Kaiser wants to make sure that his teacher, Arthur Levy, gets credit for helping him make the transition. And he doesn't want to leave out Stephen Blier, the well-known vocal coach and accompanist, or the young-artists programs of the San Francisco Opera and the Lyric Opera of Chicago.

His transition took a year, sort of like caterpillar to butterfly but more time-consuming.

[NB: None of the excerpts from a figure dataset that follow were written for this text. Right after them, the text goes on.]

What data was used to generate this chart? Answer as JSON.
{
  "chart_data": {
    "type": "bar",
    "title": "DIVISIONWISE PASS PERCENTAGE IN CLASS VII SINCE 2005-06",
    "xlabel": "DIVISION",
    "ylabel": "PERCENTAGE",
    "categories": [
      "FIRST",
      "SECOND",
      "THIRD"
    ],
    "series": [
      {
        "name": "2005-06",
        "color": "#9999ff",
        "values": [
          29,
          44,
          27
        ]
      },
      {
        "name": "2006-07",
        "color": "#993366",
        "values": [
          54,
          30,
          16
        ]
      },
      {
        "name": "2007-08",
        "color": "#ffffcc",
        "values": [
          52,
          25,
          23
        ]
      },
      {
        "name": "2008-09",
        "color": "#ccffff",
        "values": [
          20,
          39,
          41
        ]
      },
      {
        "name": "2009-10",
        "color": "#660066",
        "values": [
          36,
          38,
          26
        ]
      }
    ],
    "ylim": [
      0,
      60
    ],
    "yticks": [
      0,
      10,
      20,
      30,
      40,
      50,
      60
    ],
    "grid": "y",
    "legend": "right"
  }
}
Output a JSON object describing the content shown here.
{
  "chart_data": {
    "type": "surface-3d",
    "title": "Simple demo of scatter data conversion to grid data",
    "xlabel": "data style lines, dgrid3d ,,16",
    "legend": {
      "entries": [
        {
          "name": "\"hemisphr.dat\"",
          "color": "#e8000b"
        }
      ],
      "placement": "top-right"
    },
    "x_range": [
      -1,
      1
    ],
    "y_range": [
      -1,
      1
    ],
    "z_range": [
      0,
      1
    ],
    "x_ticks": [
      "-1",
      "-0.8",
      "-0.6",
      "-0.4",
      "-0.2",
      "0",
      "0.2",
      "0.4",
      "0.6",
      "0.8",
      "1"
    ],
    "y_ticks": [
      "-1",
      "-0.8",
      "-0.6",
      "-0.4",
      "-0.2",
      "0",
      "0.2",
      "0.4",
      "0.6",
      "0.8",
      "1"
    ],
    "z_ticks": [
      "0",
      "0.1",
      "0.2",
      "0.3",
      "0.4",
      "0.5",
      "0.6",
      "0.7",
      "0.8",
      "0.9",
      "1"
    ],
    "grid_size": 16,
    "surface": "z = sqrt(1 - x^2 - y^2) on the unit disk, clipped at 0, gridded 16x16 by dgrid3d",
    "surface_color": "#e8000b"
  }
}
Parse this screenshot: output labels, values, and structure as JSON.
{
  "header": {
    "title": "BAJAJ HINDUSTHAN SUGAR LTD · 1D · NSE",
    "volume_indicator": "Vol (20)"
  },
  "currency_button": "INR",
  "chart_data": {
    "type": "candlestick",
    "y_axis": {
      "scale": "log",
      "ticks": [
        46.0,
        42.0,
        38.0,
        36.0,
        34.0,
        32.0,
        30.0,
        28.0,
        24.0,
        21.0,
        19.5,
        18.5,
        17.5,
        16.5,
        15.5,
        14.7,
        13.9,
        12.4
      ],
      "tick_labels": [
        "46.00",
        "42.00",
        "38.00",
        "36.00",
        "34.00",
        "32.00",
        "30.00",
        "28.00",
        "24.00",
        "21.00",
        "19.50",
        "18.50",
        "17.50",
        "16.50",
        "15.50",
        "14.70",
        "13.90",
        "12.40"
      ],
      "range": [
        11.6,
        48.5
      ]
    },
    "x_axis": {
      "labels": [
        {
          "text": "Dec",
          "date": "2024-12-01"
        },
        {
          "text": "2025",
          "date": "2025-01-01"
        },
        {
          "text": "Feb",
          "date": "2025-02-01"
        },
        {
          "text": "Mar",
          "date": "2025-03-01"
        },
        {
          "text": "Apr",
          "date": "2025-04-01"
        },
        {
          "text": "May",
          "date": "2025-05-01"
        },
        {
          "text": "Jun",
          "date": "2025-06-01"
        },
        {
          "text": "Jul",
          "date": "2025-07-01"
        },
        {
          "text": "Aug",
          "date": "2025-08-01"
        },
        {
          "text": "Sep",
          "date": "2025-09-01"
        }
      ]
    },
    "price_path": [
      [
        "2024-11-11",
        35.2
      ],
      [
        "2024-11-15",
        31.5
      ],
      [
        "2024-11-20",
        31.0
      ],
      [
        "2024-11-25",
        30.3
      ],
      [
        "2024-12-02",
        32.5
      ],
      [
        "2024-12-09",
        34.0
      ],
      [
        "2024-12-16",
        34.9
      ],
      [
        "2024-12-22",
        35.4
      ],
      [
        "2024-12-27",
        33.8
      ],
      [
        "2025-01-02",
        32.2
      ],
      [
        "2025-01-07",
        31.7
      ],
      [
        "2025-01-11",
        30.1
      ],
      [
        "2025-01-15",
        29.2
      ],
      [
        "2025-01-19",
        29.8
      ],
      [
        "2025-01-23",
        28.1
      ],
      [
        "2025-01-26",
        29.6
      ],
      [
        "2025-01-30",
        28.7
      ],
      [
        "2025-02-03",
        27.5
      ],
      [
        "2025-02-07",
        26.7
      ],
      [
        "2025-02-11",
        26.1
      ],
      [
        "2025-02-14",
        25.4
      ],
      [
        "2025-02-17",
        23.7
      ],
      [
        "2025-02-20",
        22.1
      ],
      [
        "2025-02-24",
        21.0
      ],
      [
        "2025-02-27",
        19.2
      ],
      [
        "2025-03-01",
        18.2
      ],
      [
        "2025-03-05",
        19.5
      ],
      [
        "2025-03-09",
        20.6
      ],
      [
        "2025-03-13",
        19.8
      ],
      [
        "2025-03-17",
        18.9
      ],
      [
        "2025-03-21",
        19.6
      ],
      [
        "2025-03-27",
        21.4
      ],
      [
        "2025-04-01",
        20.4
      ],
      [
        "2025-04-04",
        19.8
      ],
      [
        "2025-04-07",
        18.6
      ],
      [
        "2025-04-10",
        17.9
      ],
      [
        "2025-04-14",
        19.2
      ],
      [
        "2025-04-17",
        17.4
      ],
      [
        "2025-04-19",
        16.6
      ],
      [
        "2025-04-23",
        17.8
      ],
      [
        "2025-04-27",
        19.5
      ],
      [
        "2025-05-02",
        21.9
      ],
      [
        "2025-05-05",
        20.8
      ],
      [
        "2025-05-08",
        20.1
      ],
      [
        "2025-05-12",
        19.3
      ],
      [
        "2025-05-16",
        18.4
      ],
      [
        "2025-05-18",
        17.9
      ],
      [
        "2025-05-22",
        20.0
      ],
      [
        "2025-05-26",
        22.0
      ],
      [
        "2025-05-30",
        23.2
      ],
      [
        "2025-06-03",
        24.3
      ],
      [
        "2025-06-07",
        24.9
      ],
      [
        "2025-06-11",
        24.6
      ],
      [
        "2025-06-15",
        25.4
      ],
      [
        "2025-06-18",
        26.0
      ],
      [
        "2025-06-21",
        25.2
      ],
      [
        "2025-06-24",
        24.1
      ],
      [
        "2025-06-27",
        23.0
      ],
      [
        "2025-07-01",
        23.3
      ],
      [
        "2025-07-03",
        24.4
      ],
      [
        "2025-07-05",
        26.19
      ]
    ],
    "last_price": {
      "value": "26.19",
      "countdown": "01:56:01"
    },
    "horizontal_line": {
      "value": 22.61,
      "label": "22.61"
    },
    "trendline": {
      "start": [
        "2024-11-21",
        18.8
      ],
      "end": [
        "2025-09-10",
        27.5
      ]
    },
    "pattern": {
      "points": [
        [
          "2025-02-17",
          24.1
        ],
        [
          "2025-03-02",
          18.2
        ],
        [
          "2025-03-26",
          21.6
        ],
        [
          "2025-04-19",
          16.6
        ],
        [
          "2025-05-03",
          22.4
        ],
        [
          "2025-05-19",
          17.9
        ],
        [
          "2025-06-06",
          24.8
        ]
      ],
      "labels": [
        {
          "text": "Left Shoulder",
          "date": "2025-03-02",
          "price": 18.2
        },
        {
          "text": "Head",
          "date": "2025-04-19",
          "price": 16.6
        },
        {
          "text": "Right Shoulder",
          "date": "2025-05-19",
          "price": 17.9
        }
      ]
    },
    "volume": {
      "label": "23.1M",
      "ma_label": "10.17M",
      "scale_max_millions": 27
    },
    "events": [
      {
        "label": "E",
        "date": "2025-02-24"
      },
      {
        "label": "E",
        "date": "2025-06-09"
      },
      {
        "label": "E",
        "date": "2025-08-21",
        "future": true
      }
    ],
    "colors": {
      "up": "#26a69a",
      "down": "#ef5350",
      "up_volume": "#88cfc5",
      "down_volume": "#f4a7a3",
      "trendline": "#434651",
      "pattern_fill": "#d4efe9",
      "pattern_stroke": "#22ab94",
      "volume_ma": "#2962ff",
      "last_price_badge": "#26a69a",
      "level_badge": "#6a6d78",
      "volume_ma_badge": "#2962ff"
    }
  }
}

When he emerged, he started to get great reviews at the Lyric Opera, first as Mark in Tippett's "The Midsummer Marriage," then as Narraboth in Strauss' "Salome."

His biggest break came when he sang the small part of the First Prisoner in Beethoven's "Fidelio" at the Lyric Opera early in 2005.

"Daniel Barenboim heard me," he said. "Kenneth Branagh heard me totally, totally by chance, which led to an audition to James Colon, which led to a screen test for Branagh which led to me doing the `Flute' film."

Kaiser was on a roll and wound up portraying Tamino in a movie of Mozart's "The Magic Flute," directed by Branagh and starring the great bass Rene Pape as Sarastro. Kaiser signed to sign Froh on Wagner's "Das Rheingold" at Berlin, Aix-en-Provence and Salzburg.

He is set for his first staged performances of Tamino at the Met next month. Upcoming is John Adams' "Nixon in China" in Colorado and Kaija Saariaho's "Adriana Mater" in Santa Fe. He'll sing Narraboth at the Met next season and return to the Los Angeles Opera in a Mozart work in 2008-9.

The downside is all these appearances mean more time away from wife Julie, a law student at Northwestern, 3-year-old son Jackson and 1-year-old Jacob. They live in Chicago, so he tries to get back home often or bring them on the road.

"It's kind of agonizing," Kaiser said. "It feels like any success in the field equals more time away from your family. What I've come to realize is this job is unbelievable. And I am so passionate about it, and I am so in love with it, and it brings such joy and such challenge. But at the end of the day it is my job. And nothing brings joy to my life like my family."

He's been singing since he was 10 years old, when he performed Seymour Krelboyne in "Little Shop of Horrors" at Camp Schodack in upstate New York. Back then, he had no idea what was in his future.

"As time went on, I just sort of liked classical music, but opera and art songs more," he said. "I liked the different languages, I liked the stories and I liked the music more. So I sort of just ended up in opera. I wasn't really good at anything else. I was really struggling to find an identity, and this was just sort of what I could do."